Höllenhund

Wohin man auch guckt, überall in Deutschland wird hemmungslos gehasst. So auch im Berliner Straßenverkehr.

Sie kommt einem vor wie der Höllenhund, der soeben von der Kette gelassen wurde, die zunehmende Hemmungslosigkeit, mit der in Deutschland wieder öffentlich gehasst wird. Gehasst werden darf, ohne dass einer mal Stopp drückt. Carolin Emcke bekam am Sonntag den Friedenspreis des Deutschen Buchhandels für ihren Essay »Gegen den Hass«. Emcke schreibt darin vor allem über Fremdenhass. Clausnitz, Heidenau, Bautzen, es ginge lange so weiter.

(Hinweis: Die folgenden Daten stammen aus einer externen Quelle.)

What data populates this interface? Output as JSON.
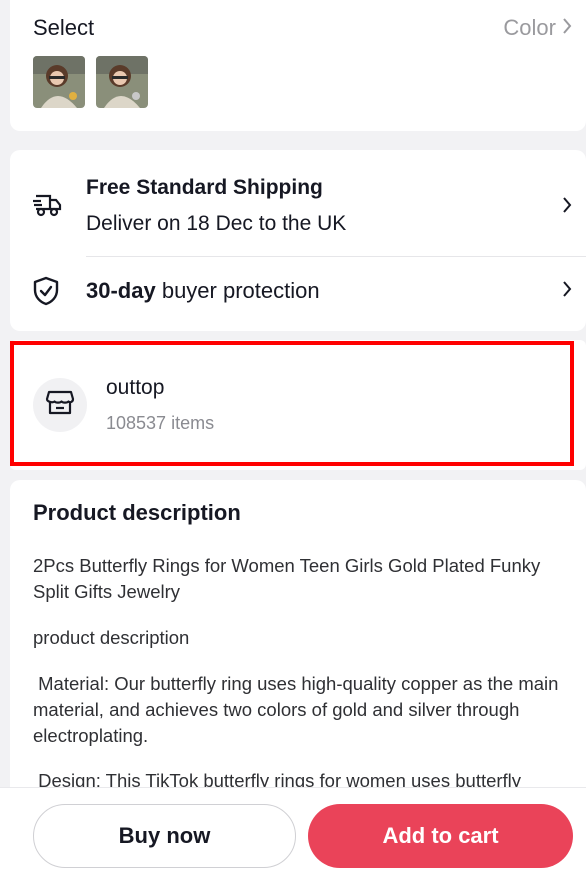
{
  "select": {
    "title": "Select",
    "color_label": "Color",
    "chevron": "›"
  },
  "shipping": {
    "title": "Free Standard Shipping",
    "subtitle": "Deliver on 18 Dec to the UK",
    "icon": "delivery-truck-icon"
  },
  "protection": {
    "bold": "30-day",
    "rest": " buyer protection",
    "icon": "shield-check-icon"
  },
  "shop": {
    "name": "outtop",
    "items": "108537 items",
    "icon": "store-icon"
  },
  "description": {
    "title": "Product description",
    "paragraphs": [
      "2Pcs Butterfly Rings for Women Teen Girls Gold Plated Funky Split Gifts Jewelry",
      "product description",
      " Material: Our butterfly ring uses high-quality copper as the main material, and achieves two colors of gold and silver through electroplating.",
      " Design: This TikTok butterfly rings for women uses butterfly"
    ]
  },
  "actions": {
    "buy_now": "Buy now",
    "add_to_cart": "Add to cart"
  },
  "colors": {
    "accent": "#ea4359",
    "highlight": "#ff0000"
  }
}
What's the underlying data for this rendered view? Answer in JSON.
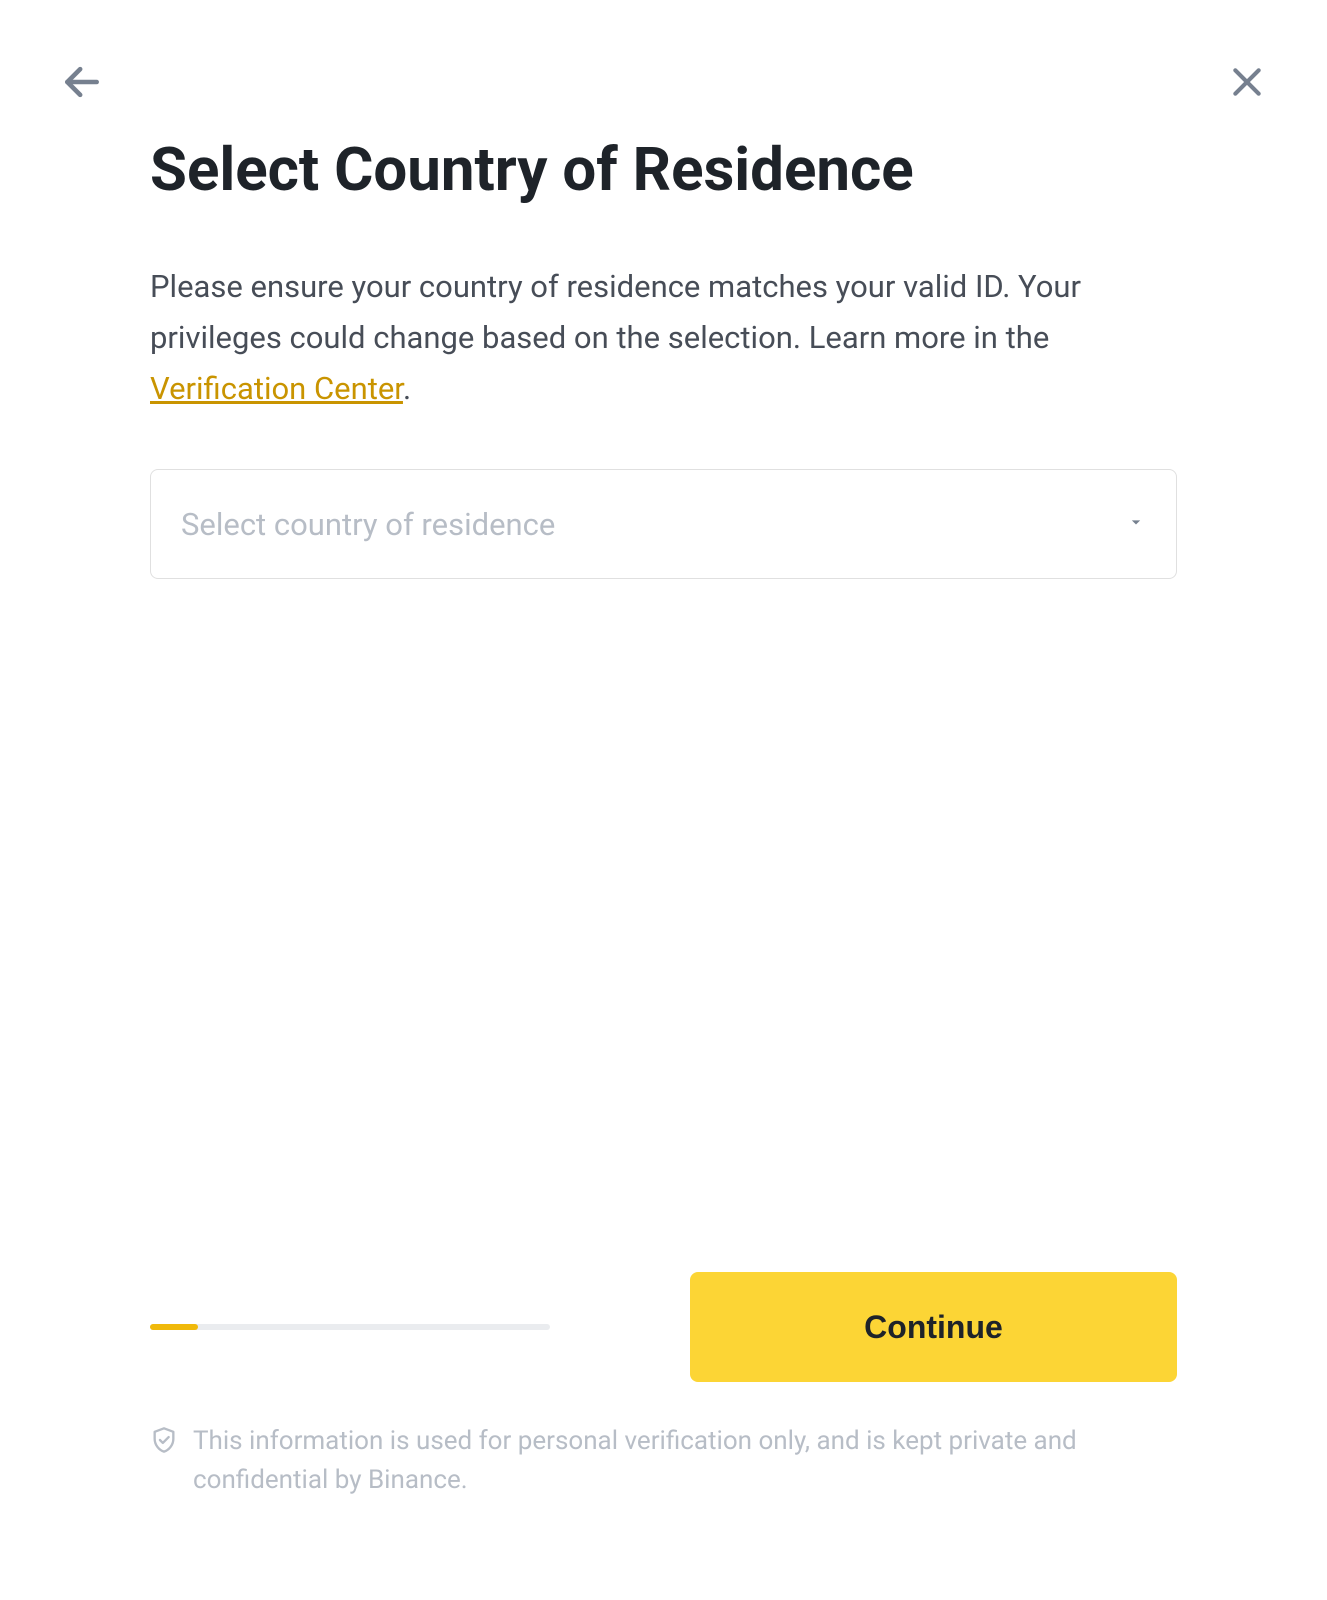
{
  "header": {
    "title": "Select Country of Residence"
  },
  "description": {
    "text_before": "Please ensure your country of residence matches your valid ID. Your privileges could change based on the selection. Learn more in the ",
    "link_text": "Verification Center",
    "text_after": "."
  },
  "select": {
    "placeholder": "Select country of residence"
  },
  "progress": {
    "percent": 12
  },
  "actions": {
    "continue_label": "Continue"
  },
  "disclaimer": {
    "text": "This information is used for personal verification only, and is kept private and confidential by Binance."
  }
}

Das ist die eine beschissene Seite des Hasses, der wohl zum Naturzustand gehört, die andere ist diese passiv aggressive Wut, mit der inzwischen jeder ungeniert hausieren geht. Kulminationspunkt des Ganzen war und ist schon immer der Straßenverkehr. Was früher tadelnden Rentnern überlassen war (Fahrradfahrer auf dem Gehweg vom Fahrrad zerren), greift nun auch auf die einst so beherrscht lebenden Frauen über. Da wird auf dem Radweg hemmungslos in den Arm geboxt, wenn einer von der Seite den Weg kreuzt oder auch mal abgestiegen und rumgepöbelt, obwohl eigentlich nichts passiert ist.

So wie letztlich, als eine sehr sympathisch aussehende Frau, Ende 40, auf ihrem Fahrrad die Straße entlang gefahren kommt und man selbst erst kurz vor ihr stehen bleibt, weil man sie zu spät gesehen hat. »So was wie Sie läuft sonst immer einfach weiter«, schreit sie einem rückwärtsgewandt noch zu.

In einem kurzen Satz das ganze Elend: »So was wie Sie« und »sonst immer«. Es entlädt sich also zweierlei: Der seit Jahren kultivierte Hass der Generationen und die Überraschung, dass die Abneigung gegen die Welt, wie man sie kennt, nicht in jedem Fall funktioniert. Endlos aus der Fassung war die Frau dann nach der, zugegeben snobistischen Frage, warum sie denn so aggressiv drauf sei. »Schaffen Sie sich erst mal Kinder an«, war die Antwort.

Liebe mittelalte Berlinerin auf der Erich-Weinert-Straße, wir müssen reden.